Much like the stamping stage, connector assembly poses challenges in terms of inspection speed for automated detection systems. While assembly line cycle times typically range from one to two pieces per second, vision systems must conduct multiple distinct inspection tasks for each connector passing through the camera. Therefore, inspection speed remains a critical performance metric.

Moreover, a specific inspection requirement during connector assembly is the verification of "True Position" - the distance from each pin's top to a specified design baseline. Vision inspection systems must create this imaginary baseline in the inspection image to measure the "True Position" of each pin's tip and ensure it meets quality standards. However, defining this baseline often proves elusive, as reference points may be invisible on the actual connector or located on a different plane. In some cases, even grinding away plastic from the connector housing is necessary to establish the baseline's position, highlighting the significance of "design for detectability."
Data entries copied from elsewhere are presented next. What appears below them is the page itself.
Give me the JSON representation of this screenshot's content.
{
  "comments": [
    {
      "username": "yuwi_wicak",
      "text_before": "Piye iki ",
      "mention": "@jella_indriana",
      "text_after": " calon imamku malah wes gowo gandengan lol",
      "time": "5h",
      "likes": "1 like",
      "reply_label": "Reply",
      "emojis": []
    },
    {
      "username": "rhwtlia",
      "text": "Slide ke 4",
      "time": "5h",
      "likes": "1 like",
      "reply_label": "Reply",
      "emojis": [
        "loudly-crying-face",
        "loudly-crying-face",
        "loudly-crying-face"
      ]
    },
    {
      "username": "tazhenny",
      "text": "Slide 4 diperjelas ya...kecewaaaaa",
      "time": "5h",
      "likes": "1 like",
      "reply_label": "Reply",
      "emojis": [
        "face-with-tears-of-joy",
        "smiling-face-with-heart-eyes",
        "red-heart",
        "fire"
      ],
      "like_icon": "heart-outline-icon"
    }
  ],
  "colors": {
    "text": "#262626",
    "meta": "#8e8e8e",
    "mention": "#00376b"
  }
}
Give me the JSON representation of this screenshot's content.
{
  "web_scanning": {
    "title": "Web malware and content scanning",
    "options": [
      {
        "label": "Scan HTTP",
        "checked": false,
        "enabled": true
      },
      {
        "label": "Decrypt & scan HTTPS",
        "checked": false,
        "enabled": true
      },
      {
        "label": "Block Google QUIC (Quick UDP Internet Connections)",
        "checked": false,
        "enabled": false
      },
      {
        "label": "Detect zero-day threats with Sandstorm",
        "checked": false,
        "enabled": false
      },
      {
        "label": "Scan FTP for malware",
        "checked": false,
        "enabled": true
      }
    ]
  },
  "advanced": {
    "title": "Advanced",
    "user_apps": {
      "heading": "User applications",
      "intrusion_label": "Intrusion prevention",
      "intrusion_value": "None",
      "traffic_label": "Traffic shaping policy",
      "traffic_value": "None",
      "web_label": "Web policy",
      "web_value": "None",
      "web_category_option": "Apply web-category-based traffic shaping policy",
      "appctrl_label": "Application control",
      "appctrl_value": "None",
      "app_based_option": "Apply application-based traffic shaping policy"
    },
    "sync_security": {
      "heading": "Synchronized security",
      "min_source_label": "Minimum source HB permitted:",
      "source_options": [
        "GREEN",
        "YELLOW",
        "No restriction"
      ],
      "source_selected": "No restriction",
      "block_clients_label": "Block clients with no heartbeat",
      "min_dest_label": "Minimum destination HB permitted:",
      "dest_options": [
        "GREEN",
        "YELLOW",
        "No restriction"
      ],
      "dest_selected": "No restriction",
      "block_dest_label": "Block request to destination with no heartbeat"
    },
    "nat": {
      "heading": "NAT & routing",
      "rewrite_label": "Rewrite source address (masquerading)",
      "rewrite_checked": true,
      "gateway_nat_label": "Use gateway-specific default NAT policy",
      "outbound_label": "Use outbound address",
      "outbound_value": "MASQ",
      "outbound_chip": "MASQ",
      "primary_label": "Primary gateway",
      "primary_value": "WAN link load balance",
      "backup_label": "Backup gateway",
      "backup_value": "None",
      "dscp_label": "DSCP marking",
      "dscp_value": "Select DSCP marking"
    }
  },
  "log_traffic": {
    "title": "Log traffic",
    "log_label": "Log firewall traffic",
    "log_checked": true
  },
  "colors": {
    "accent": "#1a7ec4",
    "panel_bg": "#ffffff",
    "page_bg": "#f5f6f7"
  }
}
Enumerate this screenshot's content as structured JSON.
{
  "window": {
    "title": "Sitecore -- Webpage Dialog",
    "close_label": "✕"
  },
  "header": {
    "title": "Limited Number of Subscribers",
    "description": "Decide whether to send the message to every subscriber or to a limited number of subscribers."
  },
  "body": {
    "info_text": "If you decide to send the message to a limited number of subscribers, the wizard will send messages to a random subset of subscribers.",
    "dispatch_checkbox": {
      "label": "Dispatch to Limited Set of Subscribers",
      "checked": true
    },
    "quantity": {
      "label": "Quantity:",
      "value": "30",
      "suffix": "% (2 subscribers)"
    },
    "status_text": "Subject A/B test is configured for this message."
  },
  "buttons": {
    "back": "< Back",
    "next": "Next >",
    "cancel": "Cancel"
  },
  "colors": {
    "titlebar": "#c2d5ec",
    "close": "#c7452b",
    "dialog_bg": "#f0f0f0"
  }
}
Designing for Detectability:

Given the ever-growing emphasis on improving production efficiency, product quality, and cost-effectiveness, machine vision systems are enjoying increasing adoption in manufacturing. As familiarity with these systems grows, product designers are learning to factor in the "detectability" of product quality when designing new products. For example, when considering the need for a baseline against which to measure "True Position," the visibility of this baseline should be a key consideration in connector design.